Photo: Babyshopstorepicture1 from Jorgzeditor via wikimedia commons

In July this year Sir Marcus Setchell, recently retired surgeon gynaecologist to the Royal Family, made his first public statements about the birth of Prince George. Jenni Murray, interviewing him on Radio 4’s Woman’s Hour almost a year after the event, asked him whether he had been entirely necessary. His answer, that although what happens in labour is ‘an entirely private matter’ there are certain situations which might require a specialist to be in the room, prompted much speculation in the papers. The implication was clear – was The Duchess of Cambridge’s delivery really as ‘natural’ as we have been led to believe? That this arose, and indeed, that the interview was conducted at all, clearly has much to do with our contemporary obsession with celebrities’ personal business. However, it also reflects the extent to which the reproductive experiences of all women come under scrutiny in a neoliberal culture.

In the late 1980s, the World Health Organization (WHO) adopted a definition of ‘normal birth’ that suggested that unnecessary interventions should be avoided in low-risk labour and delivery. By the 2000s the term had become common among Western activists and health professionals. The UK National Health Service also adopted the slogan ‘breast is best’, which built upon WHO recommendations that suckling should be encouraged immediately postpartum. Today, there is an institutionalized arena of policy, practice and activism around breastfeeding and ‘natural’ childbirth, produced by a broad coalition of national and international organisations, non-profit and profit-making companies, health professionals’ associations, community and religious groups, and a multitude of interested individuals.

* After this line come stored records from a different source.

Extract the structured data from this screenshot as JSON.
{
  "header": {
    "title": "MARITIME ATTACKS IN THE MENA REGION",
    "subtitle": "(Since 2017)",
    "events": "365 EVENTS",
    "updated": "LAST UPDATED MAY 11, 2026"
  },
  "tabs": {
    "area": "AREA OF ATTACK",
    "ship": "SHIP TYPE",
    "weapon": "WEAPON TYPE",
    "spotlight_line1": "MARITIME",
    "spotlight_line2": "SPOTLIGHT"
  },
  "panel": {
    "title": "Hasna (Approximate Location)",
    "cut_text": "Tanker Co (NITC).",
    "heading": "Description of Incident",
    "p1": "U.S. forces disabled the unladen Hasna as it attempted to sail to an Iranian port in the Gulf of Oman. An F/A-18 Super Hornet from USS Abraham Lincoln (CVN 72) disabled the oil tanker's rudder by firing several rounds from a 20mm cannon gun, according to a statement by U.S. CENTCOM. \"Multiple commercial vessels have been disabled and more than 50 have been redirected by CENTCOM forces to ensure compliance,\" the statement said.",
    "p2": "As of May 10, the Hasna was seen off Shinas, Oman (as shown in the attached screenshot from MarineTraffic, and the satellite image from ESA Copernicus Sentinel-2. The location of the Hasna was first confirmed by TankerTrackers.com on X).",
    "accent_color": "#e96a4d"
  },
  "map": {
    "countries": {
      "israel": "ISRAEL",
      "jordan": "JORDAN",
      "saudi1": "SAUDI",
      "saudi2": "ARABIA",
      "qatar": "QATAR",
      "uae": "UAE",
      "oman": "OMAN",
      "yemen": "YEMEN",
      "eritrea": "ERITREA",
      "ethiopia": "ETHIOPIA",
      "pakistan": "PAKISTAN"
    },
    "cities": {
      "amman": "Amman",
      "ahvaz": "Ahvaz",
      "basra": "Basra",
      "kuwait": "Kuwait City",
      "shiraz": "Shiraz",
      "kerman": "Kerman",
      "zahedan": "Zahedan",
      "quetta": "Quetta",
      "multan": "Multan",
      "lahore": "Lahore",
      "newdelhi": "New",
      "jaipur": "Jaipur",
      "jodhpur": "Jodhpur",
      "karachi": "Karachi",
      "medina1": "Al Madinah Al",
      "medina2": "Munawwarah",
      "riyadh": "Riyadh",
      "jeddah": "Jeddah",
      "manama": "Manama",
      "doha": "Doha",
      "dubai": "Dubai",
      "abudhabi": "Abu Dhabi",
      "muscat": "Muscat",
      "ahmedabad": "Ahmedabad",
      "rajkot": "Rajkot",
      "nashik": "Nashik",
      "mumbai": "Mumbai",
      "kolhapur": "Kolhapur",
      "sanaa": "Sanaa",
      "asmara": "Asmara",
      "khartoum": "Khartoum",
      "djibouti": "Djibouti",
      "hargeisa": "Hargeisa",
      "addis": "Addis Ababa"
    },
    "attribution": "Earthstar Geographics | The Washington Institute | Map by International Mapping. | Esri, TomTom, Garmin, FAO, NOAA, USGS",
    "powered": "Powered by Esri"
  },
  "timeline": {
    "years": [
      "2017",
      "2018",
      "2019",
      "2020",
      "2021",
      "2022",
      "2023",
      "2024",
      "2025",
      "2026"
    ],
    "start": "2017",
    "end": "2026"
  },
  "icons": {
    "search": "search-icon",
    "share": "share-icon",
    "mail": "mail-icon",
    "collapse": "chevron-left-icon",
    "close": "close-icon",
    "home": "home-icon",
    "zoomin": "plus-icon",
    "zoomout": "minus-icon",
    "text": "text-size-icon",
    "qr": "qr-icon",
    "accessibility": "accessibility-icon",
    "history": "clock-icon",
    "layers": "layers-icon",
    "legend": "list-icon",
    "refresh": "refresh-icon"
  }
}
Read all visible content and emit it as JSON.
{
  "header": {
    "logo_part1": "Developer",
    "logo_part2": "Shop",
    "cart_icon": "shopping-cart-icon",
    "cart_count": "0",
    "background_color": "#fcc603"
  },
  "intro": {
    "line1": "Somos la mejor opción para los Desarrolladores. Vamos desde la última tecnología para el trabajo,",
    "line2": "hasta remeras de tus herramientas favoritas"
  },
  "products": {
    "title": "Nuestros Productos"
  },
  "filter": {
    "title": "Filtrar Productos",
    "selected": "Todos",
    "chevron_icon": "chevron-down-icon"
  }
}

As Sir Marcus Setchell acknowledged in his interview, the development of the ‘natural birth’ movement in the West owed much to feminist activism against the medicalization of reproduction. This began in the 1970s and was led by experts such as British anthropologist Sheila Kitzinger, American midwife Ina May Gaskin, French obstetrician Michel Odent and British gynaecologist Wendy Savage. They rightly argued that women had been alienated from their bodies by a male-dominated and masculinised establishment, which treated pregnancy and childbirth as medical conditions rather than normal life events, was overly focused on risk and had been co-opted by market forces, particularly the infant formula industry. However, today’s ‘natural birth’ and breastfeeding movement has also been influenced by neoliberal values, which turns it from a feminist victory into something altogether more complicated.

For example, the privatisation of health services intensifies the pressure for us to become personally responsible for managing risk and preventing disease. Parents (mothers especially) have been tasked with ensuring their children’s wellbeing, and breastfeeding in particular has acquired magical status as the means of avoiding a plethora of childhood ailments, promoting emotional development, even purportedly increasing IQ. Within the contemporary logic of self-improvement, ‘natural birth’ and exclusive breastfeeding have been suffused with the language of achievement, seen as defining characteristics of successful motherhood and routes to women’s self-actualisation. Activists report their reproductive and parenting triumphs on social media, often with no attention to the economic, social and cultural privilege that has made them possible.

At the same time, neoliberalised healthcare systems have appropriated ‘normal birth’ and successful breastfeeding as performance measures. In 2007, the UK Maternity Care Working Party recommended that maternity services increase their ‘normal birth’ rates to 60 per cent within three years. The US Centers for Disease Control and Prevention produces a ‘breastfeeding report card’, monitoring rates at state and national levels. This outcome-focused model coincides with cost-cutting agendas, as minimising caesareans and encouraging exclusive breastfeeding are seen as ways to reduce healthcare spending.

Although originally rooted in attempts to empower women, today’s approach to ‘natural’ birth and breastfeeding puts intense pressure on mothers who cannot achieve these goals, often for structural reasons such as poverty and social disadvantage, family or other burdens or medical issues affecting mother or infant. Furthermore, in a neoliberal milieu that depends on economic and social competition and individual responsibility, these women do not receive empathy but are berated for making the wrong choices, and defined as both ignorant and lazy. The reproductive experiences of the Duchess of Cambridge and other celebrities then become ammunition in these ‘Mummy/Mommy wars’, which are very much a product of the age.

In recent years, veteran activist Sheila Kitzinger has expressed dismay at the mutation of reproduction into a goal-oriented agenda. Many women share this opinion and some are fighting back – for example, the ‘I Support You’ movement in North America brings together breast- and formula-feeding parents in mutual validation of each others’ choices. We should use initiatives like this to re-politicise reproduction, this time within a critique of the neoliberal culture which pits us against one another in cycles of assessment, judgment and shame. Setchell is wrong – what happens in labour is not an ‘entirely private matter’ for any woman, celebrity or not – but hopefully one day it will stop being a stick to beat her with.

About the author: Alison Phipps is Director of Gender Studies at the University of Sussex and works on issues to do with women’s bodies: childbirth, breastfeeding, abortion, sexual violence and sex work. Her book The Politics of the Body: Gender in a Neoliberal and Neoconservative Age is published by Polity Press.